Follicular lymphoma (FL) is a generally indolent subtype of non-Hodgkin’s lymphoma (NHL) originating from B-cell lymphocytes. It is the second most prevalent form of NHL, accounting for 20-30% of all NHL cases, and makes up 10-20% of all lymphomas in Western countries. FL is deemed incurable, with no standardized treatment for third-line or later stages. Patients who do achieve remission frequently face relapse.

The conditional marketing authorization for TEPKINLY is based on data from the Phase 1/2 EPCORE® NHL-1 trial, which was an open-label, multi-cohort, multicenter, single-arm study examining TEPKINLY as a monotherapy in patients with R/R FL following two or more previous systemic treatments. The trial enrolled patients who were refractory to anti-CD20 monoclonal antibody therapy and an alkylating agent, with 70% having double refractory disease, 82% being refractory to their last prior treatment, and 52% experiencing disease progression within two years of starting their first systemic therapy. Published results in Lancet Haematology indicated that out of 128 patients treated with TEPKINLY, 83% had an overall response rate (ORR), and 63% achieved complete response (CR). At a median follow-up of 16.2 months, the median duration of response was 21.4 months, while the duration of complete response had not been reached.

The trial also included a separate planned optimization cohort evaluating 86 patients using a recommended 3-step-up dosing regimen to mitigate cytokine release syndrome (CRS), with no mandatory hospitalization during the first cycle. Under the optimized regimen, 40% of patients experienced Grade 1 CRS and 9% experienced Grade 2 CRS, with no Grade 3 or higher CRS reported. Additionally, no instances of immune effector cell-associated neurotoxicity syndrome (ICANS) were observed in this cohort.
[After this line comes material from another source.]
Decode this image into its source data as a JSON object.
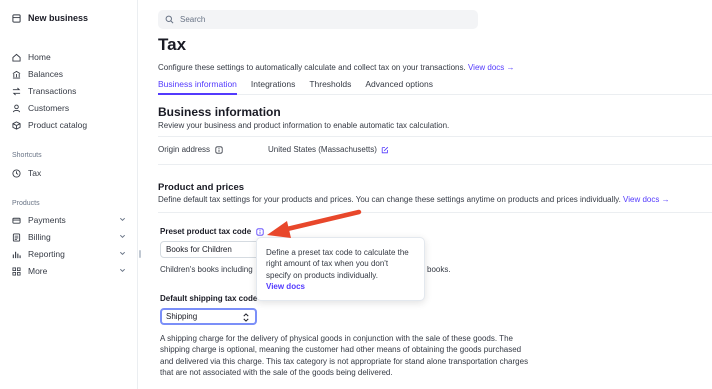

Epcoritamab's safety profile in the pivotal cohort was consistent with earlier reports from the EPCORE NHL-1 diffuse large B-cell lymphoma (DLBCL) cohort. In the combined safety population (n=382), the most frequent adverse reactions (≥ 20%) with TEPKINLY included CRS, injection site reactions, fatigue, viral infections, neutropenia, musculoskeletal pain, fever, and diarrhea. The most common severe adverse reaction (≥ 10%) was CRS, occurring in 34%. Fatal adverse reactions were observed in 3.7% of patients, primarily due to pneumonia (2.4%), viral infections (1.0%), and a single case of ICANS (0.3%).
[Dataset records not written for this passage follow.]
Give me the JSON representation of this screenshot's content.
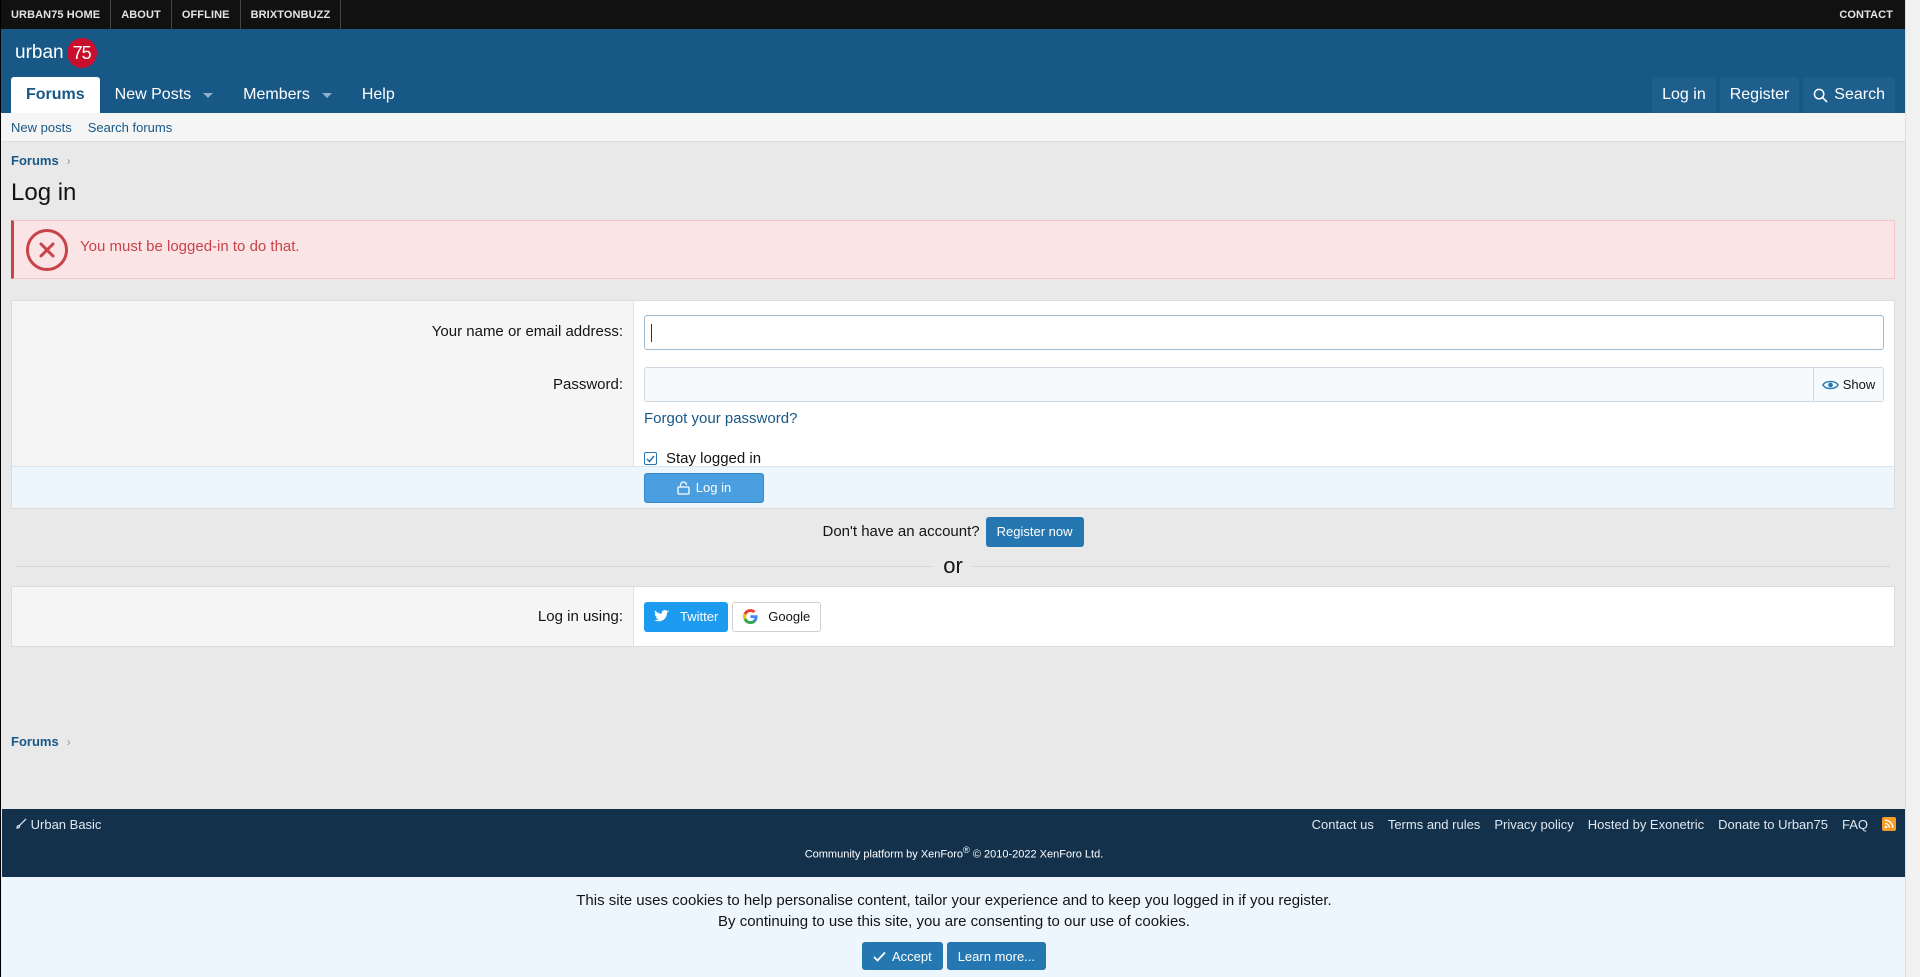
{
  "topnav": {
    "links": [
      "URBAN75 HOME",
      "ABOUT",
      "OFFLINE",
      "BRIXTONBUZZ"
    ],
    "contact": "CONTACT"
  },
  "logo": {
    "word": "urban",
    "badge": "75"
  },
  "nav": {
    "tabs": [
      {
        "label": "Forums"
      },
      {
        "label": "New Posts"
      },
      {
        "label": "Members"
      },
      {
        "label": "Help"
      }
    ],
    "login": "Log in",
    "register": "Register",
    "search": "Search"
  },
  "subnav": {
    "items": [
      "New posts",
      "Search forums"
    ]
  },
  "breadcrumb": {
    "root": "Forums"
  },
  "page": {
    "title": "Log in"
  },
  "alert": {
    "message": "You must be logged-in to do that."
  },
  "form": {
    "username_label": "Your name or email address:",
    "username_value": "",
    "password_label": "Password:",
    "password_value": "",
    "show_label": "Show",
    "forgot": "Forgot your password?",
    "stay_logged": "Stay logged in",
    "submit": "Log in"
  },
  "register": {
    "text": "Don't have an account?",
    "button": "Register now"
  },
  "or": "or",
  "social": {
    "label": "Log in using:",
    "twitter": "Twitter",
    "google": "Google"
  },
  "footer": {
    "style": "Urban Basic",
    "links": [
      "Contact us",
      "Terms and rules",
      "Privacy policy",
      "Hosted by Exonetric",
      "Donate to Urban75",
      "FAQ"
    ],
    "copy_a": "Community platform by XenForo",
    "reg": "®",
    "copy_b": " © 2010-2022 XenForo Ltd."
  },
  "cookie": {
    "line1": "This site uses cookies to help personalise content, tailor your experience and to keep you logged in if you register.",
    "line2": "By continuing to use this site, you are consenting to our use of cookies.",
    "accept": "Accept",
    "learn": "Learn more..."
  },
  "colors": {
    "header": "#185886",
    "footer": "#14314b",
    "error": "#c84448",
    "accent": "#2577b1"
  }
}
"The European Commission's approval of epcoritamab is encouraging news for those affected by lymphoma," commented Kate Rogers, CEO of the Follicular Lymphoma Foundation. "Because relapsed or refractory follicular lymphoma poses significant treatment hurdles, particularly in later treatment stages, it is essential for patients and healthcare providers to have access to additional therapeutic options for this cancer."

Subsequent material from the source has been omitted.